How to turn an old smartphone into a security camera

1. Access Manything’s settings

The majority of Manything’s settings are self-explanatory for the most part. They  are accessed by tapping the cog icon on the app’s main camera screen. 

Alternatively, you can remotely tweak your camera’s settings from another device that’s in Viewer mode.

2. Turn on Stills Mode

Stills Mode lets you switch to time-lapse recording – a good choice if the upload speed of your internet connection is slow. 

Once this is switched on, still images are recorded at three-second intervals, rather than capturing a continuous video stream.

3. Adjust sensitivity settings

Tap Sensitivity Threshold under Motion Detection to fine-tune the camera’s sensitivity to motion. 

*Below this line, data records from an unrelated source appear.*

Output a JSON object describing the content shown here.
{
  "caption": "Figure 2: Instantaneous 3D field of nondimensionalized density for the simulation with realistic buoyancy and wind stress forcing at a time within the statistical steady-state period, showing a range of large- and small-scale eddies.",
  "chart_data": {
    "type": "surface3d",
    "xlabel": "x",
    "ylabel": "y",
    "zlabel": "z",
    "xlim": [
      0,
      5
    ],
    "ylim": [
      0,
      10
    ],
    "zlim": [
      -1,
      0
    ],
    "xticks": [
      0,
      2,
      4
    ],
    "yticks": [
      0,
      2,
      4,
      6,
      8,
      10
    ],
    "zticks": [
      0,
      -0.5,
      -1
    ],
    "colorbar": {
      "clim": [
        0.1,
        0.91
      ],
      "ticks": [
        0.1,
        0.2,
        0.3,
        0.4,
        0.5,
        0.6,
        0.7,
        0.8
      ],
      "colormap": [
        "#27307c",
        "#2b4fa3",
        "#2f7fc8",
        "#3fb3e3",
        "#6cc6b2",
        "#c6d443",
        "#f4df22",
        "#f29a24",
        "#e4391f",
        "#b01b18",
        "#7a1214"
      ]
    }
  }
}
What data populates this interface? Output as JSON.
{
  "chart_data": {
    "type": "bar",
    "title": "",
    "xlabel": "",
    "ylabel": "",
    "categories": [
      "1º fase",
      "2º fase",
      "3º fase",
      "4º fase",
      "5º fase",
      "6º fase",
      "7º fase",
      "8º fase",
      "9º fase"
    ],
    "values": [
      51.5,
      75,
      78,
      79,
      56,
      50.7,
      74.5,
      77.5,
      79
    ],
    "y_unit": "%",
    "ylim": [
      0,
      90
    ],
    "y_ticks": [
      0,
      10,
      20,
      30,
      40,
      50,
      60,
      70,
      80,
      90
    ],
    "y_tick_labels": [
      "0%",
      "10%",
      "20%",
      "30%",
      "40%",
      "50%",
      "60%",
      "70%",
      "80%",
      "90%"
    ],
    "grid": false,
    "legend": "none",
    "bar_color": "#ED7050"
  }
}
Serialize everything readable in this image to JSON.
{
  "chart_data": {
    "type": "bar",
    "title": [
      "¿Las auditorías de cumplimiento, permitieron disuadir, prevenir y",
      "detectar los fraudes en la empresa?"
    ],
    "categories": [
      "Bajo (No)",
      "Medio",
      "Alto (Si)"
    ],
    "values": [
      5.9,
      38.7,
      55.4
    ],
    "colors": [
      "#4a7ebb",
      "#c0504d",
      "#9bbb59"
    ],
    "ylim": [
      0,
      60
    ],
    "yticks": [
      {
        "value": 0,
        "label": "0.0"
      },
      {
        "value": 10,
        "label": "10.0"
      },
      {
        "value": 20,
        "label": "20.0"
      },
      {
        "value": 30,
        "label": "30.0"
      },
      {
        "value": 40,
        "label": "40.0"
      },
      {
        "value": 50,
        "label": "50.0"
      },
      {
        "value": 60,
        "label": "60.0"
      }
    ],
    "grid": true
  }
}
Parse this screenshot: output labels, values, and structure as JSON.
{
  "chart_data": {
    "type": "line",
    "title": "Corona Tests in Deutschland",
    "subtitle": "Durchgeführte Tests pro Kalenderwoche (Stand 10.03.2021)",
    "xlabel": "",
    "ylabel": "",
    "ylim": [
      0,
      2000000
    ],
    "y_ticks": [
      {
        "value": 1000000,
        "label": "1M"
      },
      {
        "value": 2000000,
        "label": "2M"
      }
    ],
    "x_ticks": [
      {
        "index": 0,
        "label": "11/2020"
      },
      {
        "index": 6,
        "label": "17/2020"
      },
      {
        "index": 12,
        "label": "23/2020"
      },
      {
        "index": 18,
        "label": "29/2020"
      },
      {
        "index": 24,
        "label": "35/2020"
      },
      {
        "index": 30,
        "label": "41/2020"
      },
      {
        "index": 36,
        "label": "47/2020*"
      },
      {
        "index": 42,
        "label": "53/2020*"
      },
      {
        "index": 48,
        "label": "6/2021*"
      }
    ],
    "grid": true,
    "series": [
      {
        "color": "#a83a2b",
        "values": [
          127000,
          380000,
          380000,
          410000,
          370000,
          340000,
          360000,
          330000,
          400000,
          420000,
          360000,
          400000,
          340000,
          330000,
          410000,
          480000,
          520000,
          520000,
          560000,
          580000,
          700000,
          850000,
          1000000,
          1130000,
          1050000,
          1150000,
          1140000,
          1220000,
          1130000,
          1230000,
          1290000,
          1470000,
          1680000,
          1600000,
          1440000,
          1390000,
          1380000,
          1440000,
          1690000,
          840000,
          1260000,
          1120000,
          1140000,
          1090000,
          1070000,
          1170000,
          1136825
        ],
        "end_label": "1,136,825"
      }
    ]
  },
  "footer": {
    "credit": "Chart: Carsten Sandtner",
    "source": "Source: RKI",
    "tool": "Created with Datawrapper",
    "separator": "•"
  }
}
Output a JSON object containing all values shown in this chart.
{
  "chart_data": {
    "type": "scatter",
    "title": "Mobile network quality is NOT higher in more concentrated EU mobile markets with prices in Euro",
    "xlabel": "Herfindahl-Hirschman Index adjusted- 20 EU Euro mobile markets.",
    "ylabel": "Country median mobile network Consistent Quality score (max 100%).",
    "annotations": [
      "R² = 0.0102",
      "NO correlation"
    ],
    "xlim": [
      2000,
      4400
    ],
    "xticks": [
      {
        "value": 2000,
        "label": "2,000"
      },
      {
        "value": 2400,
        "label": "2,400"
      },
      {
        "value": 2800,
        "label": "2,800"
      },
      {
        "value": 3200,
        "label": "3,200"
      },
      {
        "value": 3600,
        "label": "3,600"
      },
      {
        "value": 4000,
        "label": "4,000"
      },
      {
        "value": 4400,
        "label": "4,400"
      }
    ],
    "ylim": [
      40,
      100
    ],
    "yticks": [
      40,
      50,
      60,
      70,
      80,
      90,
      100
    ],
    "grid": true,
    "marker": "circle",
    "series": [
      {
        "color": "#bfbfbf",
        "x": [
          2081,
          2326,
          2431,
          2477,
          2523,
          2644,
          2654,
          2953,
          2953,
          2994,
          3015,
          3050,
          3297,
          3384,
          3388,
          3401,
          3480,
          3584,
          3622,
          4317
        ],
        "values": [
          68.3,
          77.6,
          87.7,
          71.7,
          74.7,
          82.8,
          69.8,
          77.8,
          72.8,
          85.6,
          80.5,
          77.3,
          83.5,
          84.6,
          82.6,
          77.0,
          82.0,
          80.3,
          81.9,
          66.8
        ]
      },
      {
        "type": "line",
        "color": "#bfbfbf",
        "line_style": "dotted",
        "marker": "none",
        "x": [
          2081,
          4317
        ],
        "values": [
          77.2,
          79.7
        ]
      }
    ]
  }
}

Use the slider to adjust this setting on a scale of 1 to 10, where 1 corresponds to small motion events and 10 means large amounts of motion. The default value is 8.

4. Set detection zones

Tap Detection Zones to mask out part of the screen where you don’t want to monitor movement. 

You’ll see the camera view overlaid by a grid. Simply tap those squares in the grid where you want to disable Manything’s motion detection, then tap Back.

5. Configure alerts

You can choose to receive email alerts, push notifications, or both whenever motion is detected or the camera’s status changes – adjust the appropriate switches as you want, then set minimum durations during which you don’t want additional emails or notifications.

6. Tweak video quality

By default, Manything picks a ‘fair quality’ setting for video, but you can change this up or down separately for your device’s Wi-Fi and mobile data connections.

Additionally, you can set monthly data limits – from 2 to 20GB for Wi-Fi, and 100MB to 2GB for 3G – if required.